Vos plus-values de cession de valeurs mobilières sont en principe à reporter dans la déclaration n° 2074 (à joindre à votre déclaration n° 2042 et/ou 2042 C), sauf dans certains cas où vous pouvez en être dispensé (déclaration 2042 ou 2042 C uniquement). Il en est ainsi par exemple si toutes vos plus ou moins-values ont été calculées par les intermédiaires financiers teneurs de vos comptes-titres.

Rappelons que les plus-values de cession de valeurs mobilières réalisées depuis le 1er janvier 2018 sont soumises, par principe, au prélèvement forfaitaire unique (PFU) de 12,8 % (et prélèvements sociaux de 17,2 %), sauf option pour le barème progressif de l’impôt sur le revenu (IR) lors de votre déclaration de revenus (case 2 OP de la déclaration n° 2042).

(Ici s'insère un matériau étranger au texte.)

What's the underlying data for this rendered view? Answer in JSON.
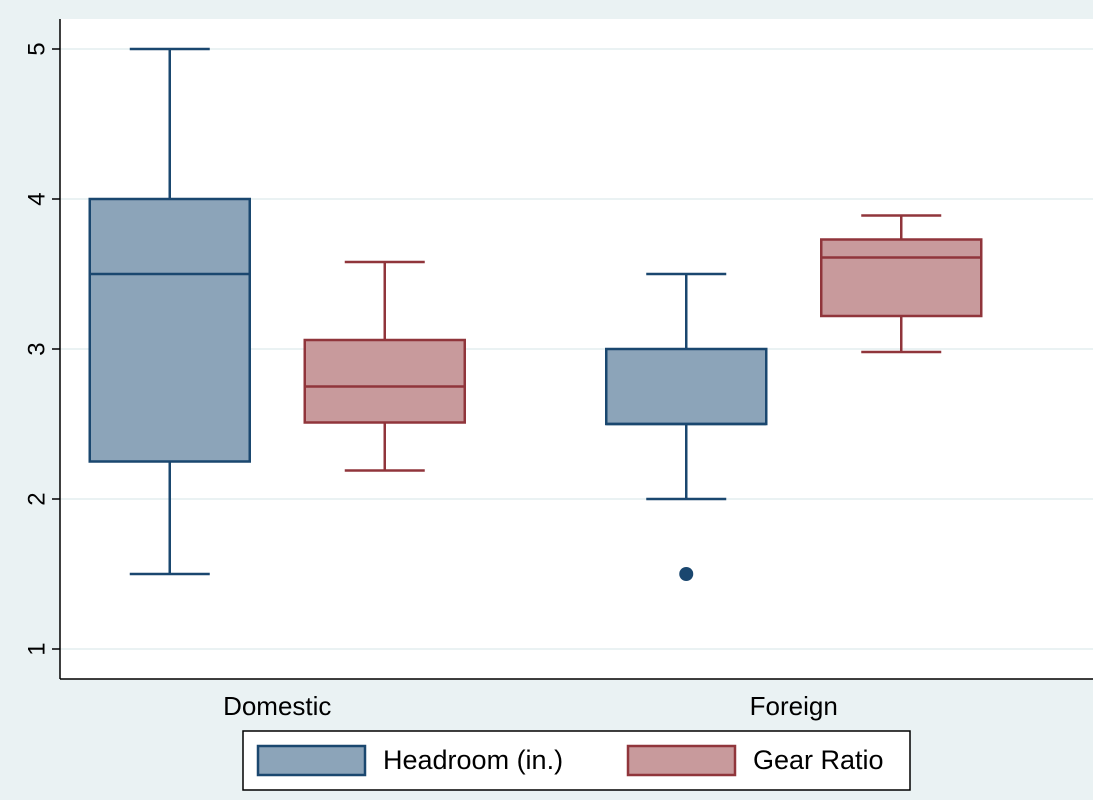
{
  "chart_data": {
    "type": "box",
    "categories": [
      "Domestic",
      "Foreign"
    ],
    "series": [
      {
        "name": "Headroom (in.)",
        "color": "#8ca4b9",
        "edge_color": "#1a476f",
        "values": [
          {
            "min": 1.5,
            "q1": 2.25,
            "median": 3.5,
            "q3": 4.0,
            "max": 5.0
          },
          {
            "min": 2.0,
            "q1": 2.5,
            "median": 2.5,
            "q3": 3.0,
            "max": 3.5
          }
        ],
        "outliers": [
          [],
          [
            1.5
          ]
        ]
      },
      {
        "name": "Gear Ratio",
        "color": "#c89a9c",
        "edge_color": "#90353b",
        "values": [
          {
            "min": 2.19,
            "q1": 2.51,
            "median": 2.75,
            "q3": 3.06,
            "max": 3.58
          },
          {
            "min": 2.98,
            "q1": 3.22,
            "median": 3.61,
            "q3": 3.73,
            "max": 3.89
          }
        ],
        "outliers": [
          [],
          []
        ]
      }
    ],
    "ylim": [
      0.8,
      5.2
    ],
    "yticks": [
      1,
      2,
      3,
      4,
      5
    ],
    "grid": true,
    "legend": "bottom"
  }
}
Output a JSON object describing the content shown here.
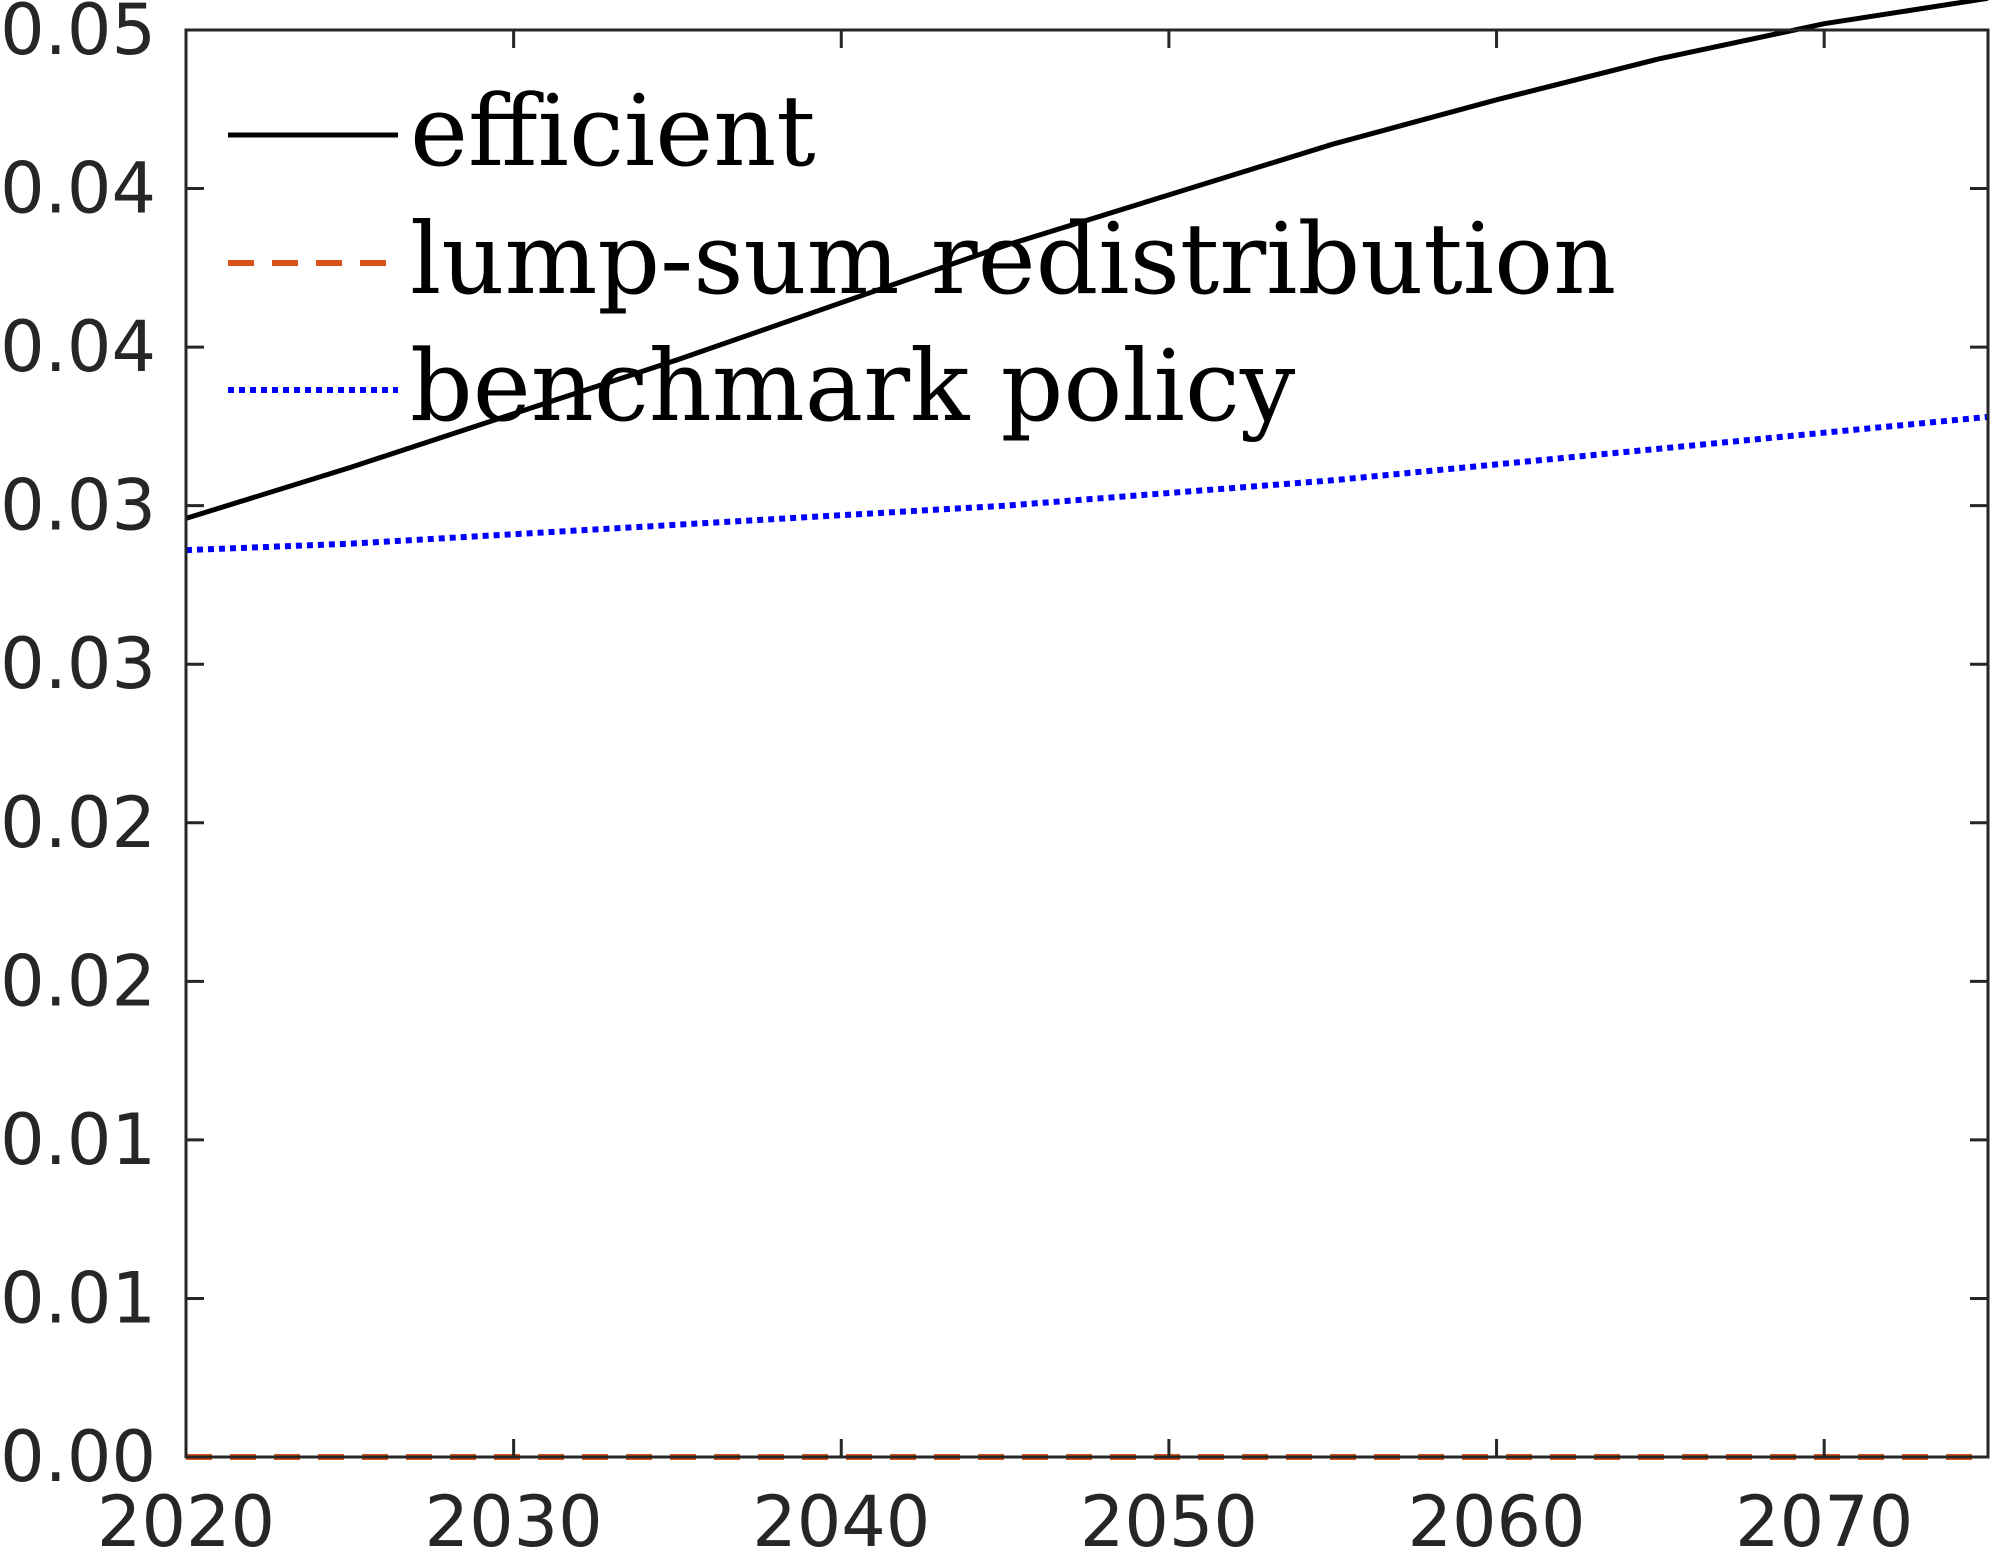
{
  "chart_data": {
    "type": "line",
    "title": "",
    "xlabel": "",
    "ylabel": "",
    "xlim": [
      2020,
      2075
    ],
    "ylim": [
      0,
      0.045
    ],
    "x_ticks": [
      2020,
      2030,
      2040,
      2050,
      2060,
      2070
    ],
    "x_tick_labels": [
      "2020",
      "2030",
      "2040",
      "2050",
      "2060",
      "2070"
    ],
    "y_ticks": [
      0,
      0.005,
      0.01,
      0.015,
      0.02,
      0.025,
      0.03,
      0.035,
      0.04,
      0.045
    ],
    "y_tick_labels": [
      "0.00",
      "0.01",
      "0.01",
      "0.02",
      "0.02",
      "0.03",
      "0.03",
      "0.04",
      "0.04",
      "0.05"
    ],
    "grid": false,
    "legend_position": "top-left",
    "series": [
      {
        "name": "efficient",
        "color": "#000000",
        "style": "solid",
        "x": [
          2020,
          2025,
          2030,
          2035,
          2040,
          2045,
          2050,
          2055,
          2060,
          2065,
          2070,
          2075
        ],
        "y": [
          0.0296,
          0.0312,
          0.0329,
          0.0346,
          0.0364,
          0.0382,
          0.0398,
          0.0414,
          0.0428,
          0.0441,
          0.0452,
          0.046
        ]
      },
      {
        "name": "lump-sum redistribution",
        "color": "#D95319",
        "style": "dashed",
        "x": [
          2020,
          2075
        ],
        "y": [
          0.0,
          0.0
        ]
      },
      {
        "name": "benchmark policy",
        "color": "#0000FF",
        "style": "dotted",
        "x": [
          2020,
          2025,
          2030,
          2035,
          2040,
          2045,
          2050,
          2055,
          2060,
          2065,
          2070,
          2075
        ],
        "y": [
          0.0286,
          0.0288,
          0.0291,
          0.0294,
          0.0297,
          0.03,
          0.0304,
          0.0308,
          0.0313,
          0.0318,
          0.0323,
          0.0328
        ]
      }
    ]
  }
}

Attention, cette option est globale et s’appliquera à l’ensemble de vos revenus d’épargne et plus-values de cessions de valeurs mobilières. Dans ce cas, vous pourrez bénéficier, sous conditions, d’abattements pour durée de détention mais uniquement pour les titres acquis avant 2018 et déduire la CSG à hauteur de 6,8 %.

Notez bien que l’imposition des plus-values au PFU ne permet pas d’appliquer d’abattement pour durée de détention. Compte tenu de ces spécificités, il convient de faire une simulation au cas par cas afin d’étudier la fiscalité la plus avantageuse. Pour cela, vous pouvez utiliser le simulateur proposé sur le site impots.gouv.

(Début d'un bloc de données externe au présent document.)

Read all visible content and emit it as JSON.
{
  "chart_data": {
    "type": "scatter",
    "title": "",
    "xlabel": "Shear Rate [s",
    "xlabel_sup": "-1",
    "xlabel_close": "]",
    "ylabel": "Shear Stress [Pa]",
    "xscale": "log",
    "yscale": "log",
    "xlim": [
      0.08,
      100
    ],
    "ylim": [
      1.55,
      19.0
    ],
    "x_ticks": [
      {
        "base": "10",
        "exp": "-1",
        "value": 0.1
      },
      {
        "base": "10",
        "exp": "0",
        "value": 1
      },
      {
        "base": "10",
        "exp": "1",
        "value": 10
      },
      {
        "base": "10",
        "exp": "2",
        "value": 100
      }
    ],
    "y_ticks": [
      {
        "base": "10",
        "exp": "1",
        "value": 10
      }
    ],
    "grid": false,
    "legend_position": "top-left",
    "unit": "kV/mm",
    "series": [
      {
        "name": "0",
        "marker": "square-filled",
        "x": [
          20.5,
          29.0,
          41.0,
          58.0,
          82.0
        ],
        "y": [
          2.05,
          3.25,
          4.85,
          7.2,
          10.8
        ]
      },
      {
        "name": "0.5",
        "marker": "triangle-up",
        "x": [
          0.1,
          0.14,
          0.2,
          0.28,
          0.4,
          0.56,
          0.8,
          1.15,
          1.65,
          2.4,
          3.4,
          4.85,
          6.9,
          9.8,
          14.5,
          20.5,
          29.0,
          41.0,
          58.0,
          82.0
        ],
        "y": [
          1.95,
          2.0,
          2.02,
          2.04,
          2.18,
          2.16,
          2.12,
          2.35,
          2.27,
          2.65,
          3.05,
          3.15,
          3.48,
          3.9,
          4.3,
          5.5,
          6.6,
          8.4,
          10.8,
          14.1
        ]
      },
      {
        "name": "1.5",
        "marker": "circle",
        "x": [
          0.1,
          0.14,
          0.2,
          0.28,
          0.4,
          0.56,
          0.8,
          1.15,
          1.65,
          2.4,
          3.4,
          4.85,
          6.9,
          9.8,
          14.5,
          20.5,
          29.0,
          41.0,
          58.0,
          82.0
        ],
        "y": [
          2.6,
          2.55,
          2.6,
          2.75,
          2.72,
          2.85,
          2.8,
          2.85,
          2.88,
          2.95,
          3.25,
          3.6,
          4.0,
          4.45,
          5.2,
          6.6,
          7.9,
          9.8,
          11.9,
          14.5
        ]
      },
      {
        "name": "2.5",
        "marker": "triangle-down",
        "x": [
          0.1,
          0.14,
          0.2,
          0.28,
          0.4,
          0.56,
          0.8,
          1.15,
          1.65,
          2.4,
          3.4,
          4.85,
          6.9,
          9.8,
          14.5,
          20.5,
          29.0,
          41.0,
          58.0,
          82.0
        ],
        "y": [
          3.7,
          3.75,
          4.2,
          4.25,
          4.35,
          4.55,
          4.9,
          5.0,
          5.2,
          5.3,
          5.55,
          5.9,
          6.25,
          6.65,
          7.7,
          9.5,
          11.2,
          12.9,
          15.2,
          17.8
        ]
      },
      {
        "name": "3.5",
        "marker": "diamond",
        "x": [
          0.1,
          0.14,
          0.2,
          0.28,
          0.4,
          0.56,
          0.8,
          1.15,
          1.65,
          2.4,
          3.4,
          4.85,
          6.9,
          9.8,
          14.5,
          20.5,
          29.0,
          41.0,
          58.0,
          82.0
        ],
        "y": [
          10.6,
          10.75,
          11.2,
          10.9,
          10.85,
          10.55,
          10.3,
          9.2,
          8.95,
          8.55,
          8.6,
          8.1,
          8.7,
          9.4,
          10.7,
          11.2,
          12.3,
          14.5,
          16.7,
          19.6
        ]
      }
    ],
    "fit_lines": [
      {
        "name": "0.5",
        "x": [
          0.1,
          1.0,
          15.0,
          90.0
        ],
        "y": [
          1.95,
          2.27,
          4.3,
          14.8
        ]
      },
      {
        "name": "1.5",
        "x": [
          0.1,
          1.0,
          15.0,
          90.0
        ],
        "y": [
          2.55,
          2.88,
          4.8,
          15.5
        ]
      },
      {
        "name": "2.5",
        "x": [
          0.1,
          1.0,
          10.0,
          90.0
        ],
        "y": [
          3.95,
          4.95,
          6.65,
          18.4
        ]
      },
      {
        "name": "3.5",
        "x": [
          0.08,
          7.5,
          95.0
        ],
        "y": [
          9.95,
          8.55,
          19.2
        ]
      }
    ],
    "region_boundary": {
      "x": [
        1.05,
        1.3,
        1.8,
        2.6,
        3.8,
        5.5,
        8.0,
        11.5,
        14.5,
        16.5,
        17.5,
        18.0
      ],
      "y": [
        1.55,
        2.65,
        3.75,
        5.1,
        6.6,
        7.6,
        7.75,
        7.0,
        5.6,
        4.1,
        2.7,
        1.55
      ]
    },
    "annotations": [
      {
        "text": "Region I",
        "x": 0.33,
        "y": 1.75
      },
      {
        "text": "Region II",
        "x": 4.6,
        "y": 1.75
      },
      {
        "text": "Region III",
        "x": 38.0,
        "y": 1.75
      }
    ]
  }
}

6 - J’ai fait un rachat en 2018 sur mon contrat d’assurance-vie. Comment mes produits vont-ils être imposés ?

Les conditions d’imposition de vos produits varient selon la date de vos versements, l’ancienneté de votre contrat et le montant des sommes placées en assurance-vie. La difficulté réside dans le fait que ces règles spécifiques à l’assurance-vie se cumulent avec l’entrée en vigueur en 2018 du prélèvement forfaitaire unique.

Si votre rachat porte sur des versements réalisés avant le 26 septembre 2017, il sera, par principe, soumis au barème progressif de l’impôt sur le revenu (IR) ou, sur option, au moment du rachat, au prélèvement forfaitaire libératoire (7,5 % pour les contrats de plus de huit ans ; 15 % pour ceux entre 4 et 8 ans et 35 % pour ceux de moins de 4 ans).

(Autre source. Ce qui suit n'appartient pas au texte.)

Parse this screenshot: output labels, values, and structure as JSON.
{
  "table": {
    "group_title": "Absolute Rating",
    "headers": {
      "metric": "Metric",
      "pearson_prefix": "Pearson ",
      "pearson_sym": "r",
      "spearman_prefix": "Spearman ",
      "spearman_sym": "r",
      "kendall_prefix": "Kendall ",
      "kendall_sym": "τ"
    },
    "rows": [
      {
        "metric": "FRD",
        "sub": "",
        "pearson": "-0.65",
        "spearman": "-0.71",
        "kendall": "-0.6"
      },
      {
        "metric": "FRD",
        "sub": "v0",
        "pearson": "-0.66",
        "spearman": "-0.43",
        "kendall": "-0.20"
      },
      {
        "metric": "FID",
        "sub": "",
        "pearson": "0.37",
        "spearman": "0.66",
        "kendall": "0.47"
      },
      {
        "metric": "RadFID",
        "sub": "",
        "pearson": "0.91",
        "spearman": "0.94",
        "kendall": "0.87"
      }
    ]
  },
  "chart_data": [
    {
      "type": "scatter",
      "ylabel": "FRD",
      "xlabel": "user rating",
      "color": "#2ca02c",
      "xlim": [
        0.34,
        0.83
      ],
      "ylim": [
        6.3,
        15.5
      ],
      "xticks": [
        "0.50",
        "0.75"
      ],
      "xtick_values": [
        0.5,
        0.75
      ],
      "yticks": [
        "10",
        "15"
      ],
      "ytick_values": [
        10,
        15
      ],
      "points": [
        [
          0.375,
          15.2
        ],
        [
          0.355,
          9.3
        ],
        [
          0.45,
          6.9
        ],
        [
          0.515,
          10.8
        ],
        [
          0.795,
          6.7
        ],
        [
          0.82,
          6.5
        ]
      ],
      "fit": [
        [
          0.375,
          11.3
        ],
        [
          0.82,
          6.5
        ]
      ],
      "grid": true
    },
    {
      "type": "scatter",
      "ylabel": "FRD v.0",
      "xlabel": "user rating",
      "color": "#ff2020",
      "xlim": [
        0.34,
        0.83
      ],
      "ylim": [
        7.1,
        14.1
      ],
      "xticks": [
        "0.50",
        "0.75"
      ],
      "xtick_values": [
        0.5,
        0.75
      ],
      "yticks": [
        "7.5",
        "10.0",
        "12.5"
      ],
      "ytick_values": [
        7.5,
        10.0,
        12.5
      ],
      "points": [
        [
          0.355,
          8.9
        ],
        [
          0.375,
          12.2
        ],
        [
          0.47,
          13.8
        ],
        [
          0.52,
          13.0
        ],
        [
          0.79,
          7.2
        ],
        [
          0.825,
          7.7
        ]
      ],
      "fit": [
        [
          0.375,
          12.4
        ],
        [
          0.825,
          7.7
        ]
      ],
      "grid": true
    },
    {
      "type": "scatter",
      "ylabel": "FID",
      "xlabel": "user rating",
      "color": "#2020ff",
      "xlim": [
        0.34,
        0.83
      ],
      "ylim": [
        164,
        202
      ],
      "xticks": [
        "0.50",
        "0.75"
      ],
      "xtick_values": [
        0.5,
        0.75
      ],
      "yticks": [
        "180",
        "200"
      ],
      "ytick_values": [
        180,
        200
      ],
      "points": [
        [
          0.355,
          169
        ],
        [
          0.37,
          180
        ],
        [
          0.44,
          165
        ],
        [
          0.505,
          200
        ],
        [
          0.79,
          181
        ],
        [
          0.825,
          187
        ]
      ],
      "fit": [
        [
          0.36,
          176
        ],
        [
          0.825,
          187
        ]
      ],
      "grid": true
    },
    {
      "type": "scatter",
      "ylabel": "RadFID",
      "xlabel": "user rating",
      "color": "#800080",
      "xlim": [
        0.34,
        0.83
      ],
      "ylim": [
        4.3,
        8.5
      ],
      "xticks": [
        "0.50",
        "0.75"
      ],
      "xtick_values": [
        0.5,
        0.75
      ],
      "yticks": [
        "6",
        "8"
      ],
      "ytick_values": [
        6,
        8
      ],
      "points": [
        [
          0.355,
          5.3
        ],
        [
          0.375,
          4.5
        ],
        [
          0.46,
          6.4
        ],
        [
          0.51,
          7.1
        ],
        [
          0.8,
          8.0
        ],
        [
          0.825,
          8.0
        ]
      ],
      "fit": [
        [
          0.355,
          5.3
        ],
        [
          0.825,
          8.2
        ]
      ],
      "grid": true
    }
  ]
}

Si votre rachat porte sur des versements postérieurs au 26 septembre 2017, le prélèvement de 12,8 % (contrat de moins de 8 ans) ou de 7, 5 % (contrat de plus de 8 ans) pris, au moment de ce rachat, par la compagnie d’assurance n’est plus libératoire. Il s’agit d’un acompte qui sera imputé sur votre imposition définitive lors de votre déclaration de revenus de l’année du rachat. Vous pourrez alors soit opter globalement pour le barème progressif de l’IR (en cochant la case 2 OP), soit être imposé au prélèvement forfaitaire unique (PFU). Le taux du PFU est fixé à 7,5 % si le montant total des primes versées sur l’ensemble de vos contrats non rachetées au 31/12/2017 n’excède pas 150 000 €. S’il est supérieur à cette somme, le taux de 7,5 % s’applique au prorata de l’encours ne dépassant pas 150 000 €. La fraction excédentaire sera soumise au taux de 12,8 %.

De plus, quelle que soit la date de versement, pour les contrats de plus de huit ans, les produits bénéficient d’un abattement annuel (tous contrats d’assurance-vie confondus) de 4 600 € pour une personne seule et de 9 200 € pour un couple marié ou pacsé, soumis à imposition commune. Il s’impute l’année de la déclaration de revenus selon un certain ordre lié à l’origine des produits.

A noter : cet abattement ne s’applique pas aux prélèvements sociaux.